プロデビューの道としては、「マンガボックス編集部杯」というものがあり、こちらはプロフィールと過去の作画見本だけで応募でき、作家のポテンシャルが見込まれれば担当が付くというものです。マンガボックスインディーズで作品を掲載している必要は必ずしもありませんが、こちらに掲載した作品を作画見本として応募することができます。また、マンガボックス編集部もインディーズの投稿作品には目を通しているようで、投稿作品から直接スカウトされたという話も聞くことがあります。
少年ジャンプ+
投稿サービス:「少年ジャンプルーキー」
投稿作品は、「月間ルーキー賞」「少年ジャンプ+連載グランプリ」、ならびに「矢吹健太朗漫画賞」「うすた京介漫画賞」などに応募可能で、いずれもジャンプ本誌や「少年ジャンプ+」での掲載に繋がる可能性があります。
また、各賞以外でも編集部からの直接の声掛けも行われています。ランキングに関係なく、投稿してすぐの作品であってもジャンプ編集部がチェックし、すぐに声掛けをするという事例もあるそうです。
読者層は中高生がメインですが、大人向けの投稿作品が話題になることもあり、幅広く分布しています。ジャンルに関しても特にこれが有利というものはなく、作品自体のオリジナリティや、その作家だけの強い武器が重視されて声掛けされる傾向にあるようです。
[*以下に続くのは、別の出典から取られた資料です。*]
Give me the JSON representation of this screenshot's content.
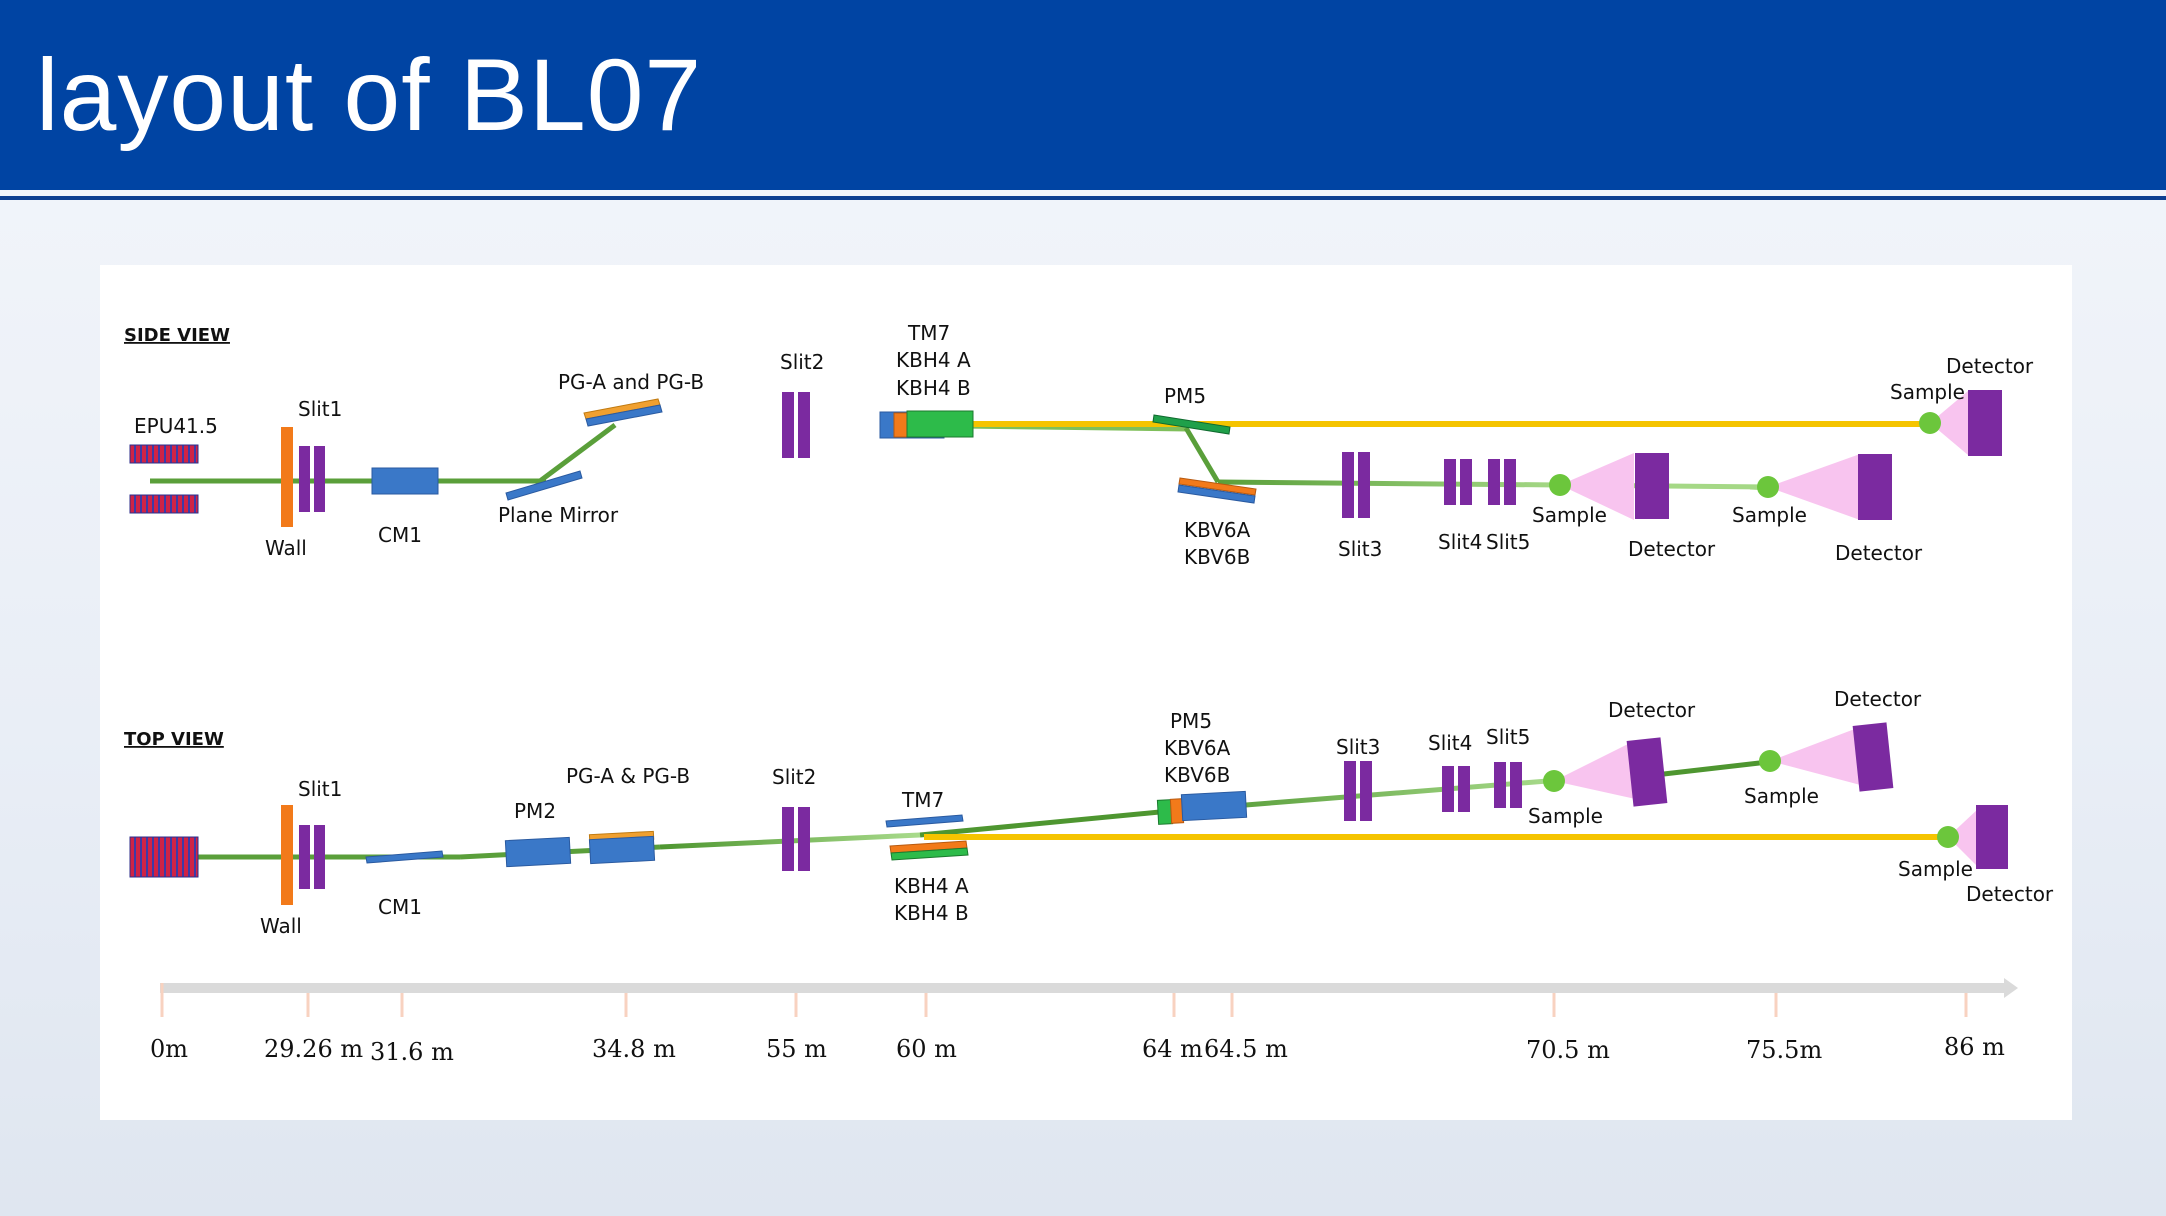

独自の取り組みとしては、「ストーリー」「キャラクター」「演出力」など、その作品の光るところをジャンプ編集部が評価して作品にスタンプを貼り、作家のモチベーションアップに繋げています。
となりのヤングジャンプ
投稿サービス:「あしたのヤングジャンプ」
全ての投稿作品をヤングジャンプ編集部がチェックしており、「となりのヤングジャンプ」にも積極的に掲載していきます。また、となりのヤングジャンプのみならず、ヤングジャンプ本誌や増刊などの紙媒体に掲載される場合もあります。そのスピードも早く、過去に80作家ほどが商業誌デビューを果たしています。
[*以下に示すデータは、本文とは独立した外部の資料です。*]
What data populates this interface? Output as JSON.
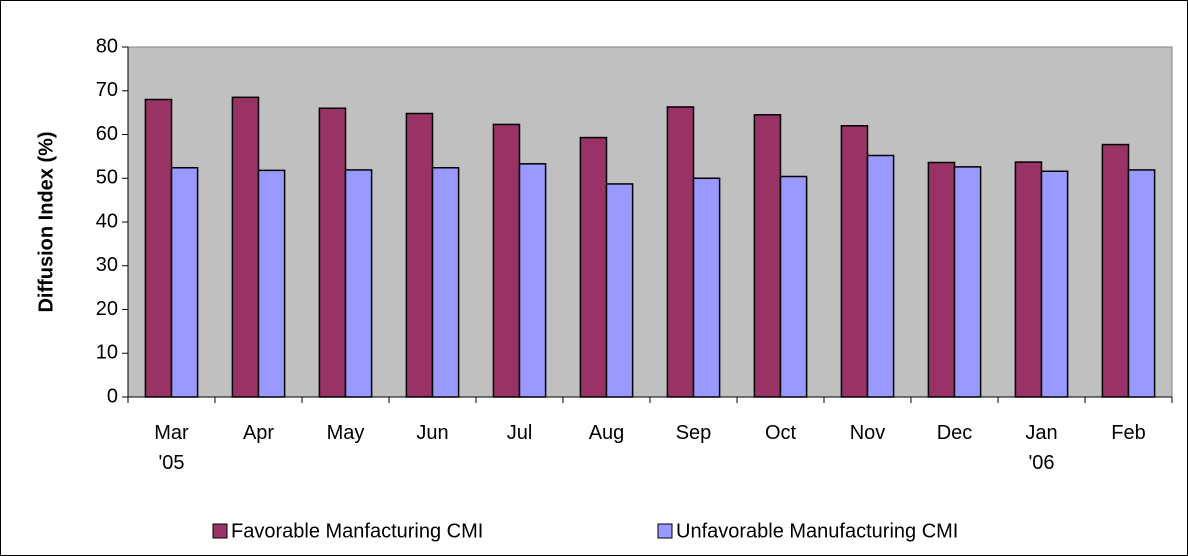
{
  "chart_data": {
    "type": "bar",
    "y_label": "Diffusion Index (%)",
    "categories": [
      "Mar '05",
      "Apr",
      "May",
      "Jun",
      "Jul",
      "Aug",
      "Sep",
      "Oct",
      "Nov",
      "Dec",
      "Jan '06",
      "Feb"
    ],
    "series": [
      {
        "name": "Favorable Manfacturing CMI",
        "color": "#993366",
        "values": [
          68,
          68.5,
          66,
          64.8,
          62.3,
          59.3,
          66.3,
          64.5,
          62,
          53.6,
          53.7,
          57.7
        ]
      },
      {
        "name": "Unfavorable Manufacturing CMI",
        "color": "#9999ff",
        "values": [
          52.4,
          51.8,
          51.9,
          52.4,
          53.3,
          48.7,
          50,
          50.4,
          55.2,
          52.6,
          51.6,
          51.9
        ]
      }
    ],
    "ylim": [
      0,
      80
    ],
    "yticks": [
      0,
      10,
      20,
      30,
      40,
      50,
      60,
      70,
      80
    ],
    "plot_background": "#c0c0c0",
    "legend": "bottom"
  }
}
読者層としては男性がやや多めで、年齢層は幅広く分布しながらも、中でも20代が多いサイトです。ジャンプルーキーよりも表現についてのレギュレーションが緩いので、刺激的な題材を載せることも可能。エログロ作品が読者人気を取りやすい傾向にありますが、「となりのヤングジャンプ」自体はキャラクター性を重視する媒体のためか、キャラクター性の強いものや、魅力的なキャラクターを提示できている作品の方が編集者の目に留まりやすいようです。
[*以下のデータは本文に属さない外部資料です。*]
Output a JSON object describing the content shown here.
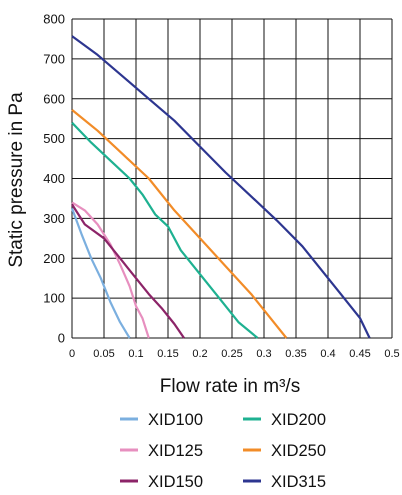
{
  "chart_data": {
    "type": "line",
    "xlabel": "Flow rate in m³/s",
    "ylabel": "Static pressure in Pa",
    "xlim": [
      0,
      0.5
    ],
    "ylim": [
      0,
      800
    ],
    "x_ticks": [
      "0",
      "0.05",
      "0.1",
      "0.15",
      "0.2",
      "0.25",
      "0.3",
      "0.35",
      "0.4",
      "0.45",
      "0.5"
    ],
    "y_ticks": [
      "0",
      "100",
      "200",
      "300",
      "400",
      "500",
      "600",
      "700",
      "800"
    ],
    "grid": true,
    "legend_position": "bottom",
    "series": [
      {
        "name": "XID100",
        "color": "#7bafdf",
        "x": [
          0,
          0.015,
          0.03,
          0.045,
          0.06,
          0.075,
          0.09
        ],
        "y": [
          325,
          260,
          200,
          150,
          90,
          40,
          0
        ]
      },
      {
        "name": "XID125",
        "color": "#e78fbf",
        "x": [
          0,
          0.02,
          0.04,
          0.06,
          0.075,
          0.09,
          0.1,
          0.11,
          0.12
        ],
        "y": [
          340,
          320,
          285,
          235,
          185,
          130,
          80,
          50,
          0
        ]
      },
      {
        "name": "XID150",
        "color": "#8c2468",
        "x": [
          0,
          0.02,
          0.05,
          0.08,
          0.1,
          0.12,
          0.14,
          0.16,
          0.175
        ],
        "y": [
          335,
          285,
          250,
          190,
          150,
          110,
          75,
          35,
          0
        ]
      },
      {
        "name": "XID200",
        "color": "#1eb191",
        "x": [
          0,
          0.03,
          0.06,
          0.09,
          0.11,
          0.13,
          0.15,
          0.17,
          0.2,
          0.23,
          0.26,
          0.29
        ],
        "y": [
          540,
          490,
          445,
          400,
          360,
          310,
          280,
          220,
          160,
          100,
          40,
          0
        ]
      },
      {
        "name": "XID250",
        "color": "#f28c28",
        "x": [
          0,
          0.04,
          0.08,
          0.12,
          0.16,
          0.2,
          0.24,
          0.28,
          0.31,
          0.335
        ],
        "y": [
          572,
          520,
          460,
          400,
          320,
          250,
          180,
          110,
          50,
          0
        ]
      },
      {
        "name": "XID315",
        "color": "#2d3690",
        "x": [
          0,
          0.04,
          0.08,
          0.12,
          0.16,
          0.2,
          0.24,
          0.28,
          0.32,
          0.36,
          0.39,
          0.42,
          0.45,
          0.465
        ],
        "y": [
          757,
          710,
          655,
          600,
          545,
          480,
          415,
          355,
          295,
          230,
          170,
          110,
          50,
          0
        ]
      }
    ]
  }
}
また、編集部からのお題に応えて読者がマンガを投稿する「お題部門」があります。過去の実績を見ると、ここから連載に繋がっていった作家もかなりいます。お題からインスピレーションが沸いて、思わぬ作品がつくれたという声もあり、トライしてみる価値アリです。
アルファポリス
投稿サービス:「投稿Web漫画」
「アルファポリス」の公式掲載マンガは、原作ありのコミカライズ作品が多いです。オリジナル作品も少しずつ始まっていますが、基本的には、アルファポリスの投稿サービス「投稿Web漫画」に作品を投稿し、読者人気を得てから連載化するルートとなっています。ですので、アルファポリスでオリジナル作品を始めたい場合は、アルファポリスサイト内の投稿サービスを使うことになります。
ここにマンガ作品を投稿した場合、読者の閲覧数などによりポイントが付与され、1500点を超えると出版申請をすることができます。申請をすると、編集部の検討の後に出版される可能性があります。また、稼いだポイントを元にスコアが与えられ、そのスコアをAmazonギフト券などに交換することも可能です。
公式掲載作品にファンタジーが多いため、投稿作品にもファンタジー作品が増え、このジャンルは過当競争気味です。また、サイトの読者年齢層が高めなため、少年誌寄りの作品よりは青年誌寄りの作品の方がポイントを取りやすい傾向にあります。女性向けレーベルもあるため、女性向け作品の投稿も狙い目です。
週刊少年マガジン
投稿サービス:「マガジンデビュー」
「週刊少年マガジン」編集部による、先日公開されたばかりの新しいマンガ投稿サイトです。まだ始まったばかりなので、読者層や人気が出る作品傾向などは明らかではありませんが、「作者と編集者の距離が一番近いマンガ投稿サイト」を謳っており、「すべての作品に編集部がコメント」「複数の担当希望がついたら逆指名可能」など、編集部側のかなりの熱量を感じます。
こっそり情報解禁。
一度に6誌100人に持ち込みできる投稿サイトだよ。
明日のコミティアでもビラ配ります。#COMITIA #漫画家志望さんと繋がりたい #漫画好きと繋がりたい
#投稿 #持ち込み pic.twitter.com/gd8I9LrU22— ヤングマガジンのスズキ (@ym_suzuki) 2018年2月10日
また、3月16日からは同じく講談社の青年誌+女性誌系列でも同様の投稿サービスが開始予定です。
まとめ
投稿先を選ぶ時に意識すべきことがあります。それぞれのWebマンガ媒体にはそれぞれの客層(年齢層・好きなジャンル・男性向けor女性向け)が付いているということです。「どこに投稿しても同じ」というわけではありません。それぞれの媒体が持つ客層を意識することで、あなたの作品はより多くの読者を獲得し、より高い評価を得ることができるでしょう。本記事の情報を参考にして、あなたの作品にもっとも合った投稿先を探してみて下さい。